TMA cannot target remote shared memory. The remote operand must be addressable as global memory, such as an NVSHMEM symmetric object on the peer GPU.
TMA transfers require 16-byte aligned source and destination addresses and a transfer size that is a multiple of 16 bytes. Transfers that do not satisfy these routing constraints use the regular path.
Block-scoped TMA puts from global-memory sources use a double-buffered staging path and require at least two warps in the CTA. Smaller CTAs use the regular path.
Each participating CTA must register shared memory with one
nvshmemx_give_smemcall before issuing TMA-eligible operations and may callnvshmemx_release_smembefore returning from the kernel. CTAs that do not register shared memory are not eligible for the TMA path.TMA shared-memory registration is tracked per CTA for a bounded number of CTAs. The current implementation tracks up to 4096 CTAs. CTAs beyond that limit remain valid but use the regular path.

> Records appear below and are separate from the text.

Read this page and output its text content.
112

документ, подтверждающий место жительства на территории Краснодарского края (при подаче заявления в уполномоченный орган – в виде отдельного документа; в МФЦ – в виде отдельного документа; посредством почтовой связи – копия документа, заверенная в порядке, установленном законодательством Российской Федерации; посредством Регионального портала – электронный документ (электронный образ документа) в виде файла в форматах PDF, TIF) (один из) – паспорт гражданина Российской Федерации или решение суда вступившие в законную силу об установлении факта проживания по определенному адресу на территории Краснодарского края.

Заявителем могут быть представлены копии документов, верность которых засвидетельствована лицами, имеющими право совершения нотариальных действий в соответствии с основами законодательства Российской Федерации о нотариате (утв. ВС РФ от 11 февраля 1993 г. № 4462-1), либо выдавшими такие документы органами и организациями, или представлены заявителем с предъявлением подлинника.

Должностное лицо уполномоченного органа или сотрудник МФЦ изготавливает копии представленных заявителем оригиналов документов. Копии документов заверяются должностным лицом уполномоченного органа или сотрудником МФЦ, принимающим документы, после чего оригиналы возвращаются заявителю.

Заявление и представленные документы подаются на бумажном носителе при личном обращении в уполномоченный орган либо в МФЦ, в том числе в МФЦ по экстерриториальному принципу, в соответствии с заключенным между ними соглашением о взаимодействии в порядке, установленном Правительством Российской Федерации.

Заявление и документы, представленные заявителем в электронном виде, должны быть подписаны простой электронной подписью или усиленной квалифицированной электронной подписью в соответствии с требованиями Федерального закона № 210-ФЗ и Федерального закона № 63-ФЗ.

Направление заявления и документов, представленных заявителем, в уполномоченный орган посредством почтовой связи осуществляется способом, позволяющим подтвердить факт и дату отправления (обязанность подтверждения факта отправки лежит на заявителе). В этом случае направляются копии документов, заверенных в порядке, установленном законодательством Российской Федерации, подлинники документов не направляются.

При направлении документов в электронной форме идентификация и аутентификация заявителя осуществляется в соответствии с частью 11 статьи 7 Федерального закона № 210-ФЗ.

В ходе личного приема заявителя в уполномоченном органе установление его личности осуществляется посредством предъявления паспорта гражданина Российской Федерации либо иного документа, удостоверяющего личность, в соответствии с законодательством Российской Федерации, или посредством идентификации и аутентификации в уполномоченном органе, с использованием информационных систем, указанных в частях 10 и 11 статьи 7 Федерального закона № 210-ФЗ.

Currently, only one independent entity in a CTA may enter a TMA path that uses NVSHMEM’s per-CTA internal staging resources. This applies to all TMA-backed gets and to TMA-backed puts whose source and destination operands are both in global memory. For example, concurrent thread-scoped or warp-scoped callers in the same CTA can overwrite each other’s staging data or internal mbarrier state. Serialize these staged TMA calls within the CTA. This limitation does not apply to puts whose source operand is application shared memory and whose destination operand is remote global memory, because those puts read directly from the application shared-memory source instead of using NVSHMEM’s internal staging tile.